If you stick with the list of entities in the spec,
you should be safe. I think that Corprew tested
the whole set on a variety of browsers and platforms.

> >Did you try it on non-Windows browsers? I suspect -- maybe Corprew
> >could verify -- that Mac browsers have a slightly different
> >mapping and that most/all? UNIX browsers do not handle these codes.
> I have only tried Windows browsers so I don't know how these others would
> fare. It's interesting that the two I tried both correctly converted the
> &146; back into the single close quote.

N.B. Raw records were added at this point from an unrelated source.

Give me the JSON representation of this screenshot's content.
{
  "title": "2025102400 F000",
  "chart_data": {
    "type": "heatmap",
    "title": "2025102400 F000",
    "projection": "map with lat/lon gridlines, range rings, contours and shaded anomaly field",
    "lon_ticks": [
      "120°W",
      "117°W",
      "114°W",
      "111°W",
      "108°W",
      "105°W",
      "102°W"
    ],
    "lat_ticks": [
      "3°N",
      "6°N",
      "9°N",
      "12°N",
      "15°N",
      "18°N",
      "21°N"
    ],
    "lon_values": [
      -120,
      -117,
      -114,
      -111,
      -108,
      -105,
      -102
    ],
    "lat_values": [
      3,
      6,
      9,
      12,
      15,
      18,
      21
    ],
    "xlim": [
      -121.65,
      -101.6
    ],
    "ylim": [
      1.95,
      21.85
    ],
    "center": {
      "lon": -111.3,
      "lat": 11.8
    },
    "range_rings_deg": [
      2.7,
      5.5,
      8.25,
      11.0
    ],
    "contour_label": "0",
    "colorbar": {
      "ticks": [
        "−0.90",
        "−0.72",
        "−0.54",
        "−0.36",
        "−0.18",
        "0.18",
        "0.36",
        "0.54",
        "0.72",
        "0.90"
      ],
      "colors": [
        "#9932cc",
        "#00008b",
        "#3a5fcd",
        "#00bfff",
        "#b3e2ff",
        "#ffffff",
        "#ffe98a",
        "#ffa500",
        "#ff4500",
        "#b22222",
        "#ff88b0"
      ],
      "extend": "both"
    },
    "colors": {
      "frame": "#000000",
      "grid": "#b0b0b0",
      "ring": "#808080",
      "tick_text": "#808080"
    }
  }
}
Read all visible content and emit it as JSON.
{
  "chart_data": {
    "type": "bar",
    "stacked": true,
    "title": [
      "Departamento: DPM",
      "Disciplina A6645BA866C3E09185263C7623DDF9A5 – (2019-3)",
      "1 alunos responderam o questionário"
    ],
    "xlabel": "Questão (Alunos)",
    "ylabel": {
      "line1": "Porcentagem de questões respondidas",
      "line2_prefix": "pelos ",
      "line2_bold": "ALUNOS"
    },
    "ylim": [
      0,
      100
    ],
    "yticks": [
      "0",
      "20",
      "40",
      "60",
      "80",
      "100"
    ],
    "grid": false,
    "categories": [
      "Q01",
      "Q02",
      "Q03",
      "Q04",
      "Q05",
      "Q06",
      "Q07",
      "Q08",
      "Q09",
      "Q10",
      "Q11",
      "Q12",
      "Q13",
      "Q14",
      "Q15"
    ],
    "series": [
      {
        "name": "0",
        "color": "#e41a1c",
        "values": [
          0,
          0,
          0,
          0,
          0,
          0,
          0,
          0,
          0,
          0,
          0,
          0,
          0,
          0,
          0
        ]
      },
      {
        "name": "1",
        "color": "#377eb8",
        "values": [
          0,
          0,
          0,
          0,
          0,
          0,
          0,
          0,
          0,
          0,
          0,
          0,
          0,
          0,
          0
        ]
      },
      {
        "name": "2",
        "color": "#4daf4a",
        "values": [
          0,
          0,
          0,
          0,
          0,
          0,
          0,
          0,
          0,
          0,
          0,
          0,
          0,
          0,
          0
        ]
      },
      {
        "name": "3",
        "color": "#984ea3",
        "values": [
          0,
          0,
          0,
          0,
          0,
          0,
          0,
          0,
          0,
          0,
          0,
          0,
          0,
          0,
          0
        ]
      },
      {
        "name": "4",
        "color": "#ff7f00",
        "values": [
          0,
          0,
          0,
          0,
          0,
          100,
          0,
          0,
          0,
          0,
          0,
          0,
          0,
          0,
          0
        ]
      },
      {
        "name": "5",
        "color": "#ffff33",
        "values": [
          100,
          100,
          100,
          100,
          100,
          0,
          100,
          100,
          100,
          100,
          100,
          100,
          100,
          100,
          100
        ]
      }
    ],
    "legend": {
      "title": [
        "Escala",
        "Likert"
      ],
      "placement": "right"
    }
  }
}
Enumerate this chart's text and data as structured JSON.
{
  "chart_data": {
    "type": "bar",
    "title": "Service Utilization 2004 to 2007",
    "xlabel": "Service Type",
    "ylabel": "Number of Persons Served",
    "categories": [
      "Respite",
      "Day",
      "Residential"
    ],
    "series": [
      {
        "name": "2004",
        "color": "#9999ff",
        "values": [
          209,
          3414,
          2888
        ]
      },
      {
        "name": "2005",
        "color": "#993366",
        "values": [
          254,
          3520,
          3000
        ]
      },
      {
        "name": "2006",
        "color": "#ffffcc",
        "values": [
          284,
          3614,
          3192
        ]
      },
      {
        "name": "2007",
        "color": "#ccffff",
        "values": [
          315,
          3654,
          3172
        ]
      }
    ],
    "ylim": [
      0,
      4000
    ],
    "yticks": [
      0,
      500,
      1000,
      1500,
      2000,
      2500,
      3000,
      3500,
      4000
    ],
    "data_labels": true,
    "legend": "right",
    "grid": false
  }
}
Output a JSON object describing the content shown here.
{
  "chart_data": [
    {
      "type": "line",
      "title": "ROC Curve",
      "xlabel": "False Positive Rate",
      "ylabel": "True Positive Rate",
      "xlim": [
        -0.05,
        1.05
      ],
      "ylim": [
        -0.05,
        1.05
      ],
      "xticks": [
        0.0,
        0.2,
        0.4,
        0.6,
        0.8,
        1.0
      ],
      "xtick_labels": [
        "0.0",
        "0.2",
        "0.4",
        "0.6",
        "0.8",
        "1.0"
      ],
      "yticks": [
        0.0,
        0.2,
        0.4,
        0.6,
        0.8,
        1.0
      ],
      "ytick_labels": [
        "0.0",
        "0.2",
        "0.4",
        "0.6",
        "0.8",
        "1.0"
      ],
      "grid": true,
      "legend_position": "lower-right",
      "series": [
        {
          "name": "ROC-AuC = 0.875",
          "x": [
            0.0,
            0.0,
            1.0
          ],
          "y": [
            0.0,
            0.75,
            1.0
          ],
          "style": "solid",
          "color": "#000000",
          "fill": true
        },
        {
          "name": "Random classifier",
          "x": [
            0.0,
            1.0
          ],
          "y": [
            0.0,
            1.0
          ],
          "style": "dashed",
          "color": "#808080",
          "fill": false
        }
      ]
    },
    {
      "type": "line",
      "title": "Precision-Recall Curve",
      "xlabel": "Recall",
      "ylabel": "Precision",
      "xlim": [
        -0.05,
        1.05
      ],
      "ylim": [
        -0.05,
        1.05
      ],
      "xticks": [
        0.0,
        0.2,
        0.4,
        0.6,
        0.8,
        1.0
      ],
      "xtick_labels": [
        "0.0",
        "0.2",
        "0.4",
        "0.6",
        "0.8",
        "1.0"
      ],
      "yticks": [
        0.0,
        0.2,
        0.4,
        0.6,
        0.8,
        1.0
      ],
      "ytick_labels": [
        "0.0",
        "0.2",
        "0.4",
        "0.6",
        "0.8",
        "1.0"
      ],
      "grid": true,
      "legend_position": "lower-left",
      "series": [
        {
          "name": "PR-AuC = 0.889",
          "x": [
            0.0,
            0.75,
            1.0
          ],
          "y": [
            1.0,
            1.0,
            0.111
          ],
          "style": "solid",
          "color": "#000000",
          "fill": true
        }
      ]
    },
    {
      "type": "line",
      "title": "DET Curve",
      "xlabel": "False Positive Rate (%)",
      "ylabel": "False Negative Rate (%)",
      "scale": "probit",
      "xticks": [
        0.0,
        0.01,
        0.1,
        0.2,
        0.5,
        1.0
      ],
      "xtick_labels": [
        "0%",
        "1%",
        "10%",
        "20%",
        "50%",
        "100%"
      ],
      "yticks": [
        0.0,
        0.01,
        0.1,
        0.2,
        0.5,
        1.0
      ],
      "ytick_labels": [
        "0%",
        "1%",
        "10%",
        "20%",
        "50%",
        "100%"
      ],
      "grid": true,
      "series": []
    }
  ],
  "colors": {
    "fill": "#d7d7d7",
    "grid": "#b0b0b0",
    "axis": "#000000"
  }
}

Liberal in what they accept!? This is a good thing -- sort of!
The problem with going above and beyond the spec is that
people start to expect that it is the correct behaviour.
Then they start getting chauvinistic about it and demanding
that everyone else comply. And you know what happens next,
don't you? :-) (Sorry, I'm getting puchy)
> >I think that it would be a good idea for browsers to agree on
> >a convention for displaying a consistent symbol -- TBD -- when
> >a character code is found in an HTML document for which there
> >is no corresponding glyph available for display. In the olden
> >days, we used to use the DEL glyph -- a gray or solid box --
> >for this purpose on character terminals. But that doesn't help
> >you right now.
> True. But this does seem like a good idea. Windows does something similar
> and it can be very helpful in detecting character problems.
> >Anyway, the bottom line on character codes is that there is
> >no agreement among the various OS environments as to the
> >character code to glyph mapping in the upper 128 characters.
> >... someone using an editor on Windows and Mac will
> >each insert a different code for the same glyph and
> >you won't be able to determine which is which unless
> >you know the source, which will probably renew usage
> >and add new meaning to the epithet "Consider the source". ;-}
> Hence, I gather, the origins of the named sequences of Section 2.17
> which could be remapped locally to the corresponding glyph, as long as it
> existed within the font.

You've got it.
> > you've got the various numeric entities that go beyond what is in
> > the Latin 1 character set.
> I don't follow you here. I thought the character and numeric entity
> references were alternative expressions for characters that existed in the
> character set. Are you referring to alternative charsets which would be
> specified in some way?

There are numeric character entities that are not represented
in Latin 1 -- that's ISO 8859.
> New question:
> Does the HTML 2.0 specification REQUIRE that characters above 127 be
> converted into one of the alternative entity references? Or, is this merely
> an alternative representation to be used for convenience during authoring?
> I understand the need to REQUIRE the special chars such as '>'. But, does
> the requirement extend to those chars above 127?

No requirement to use entities for those characters above 160.
Chars from 127-160 should not be used.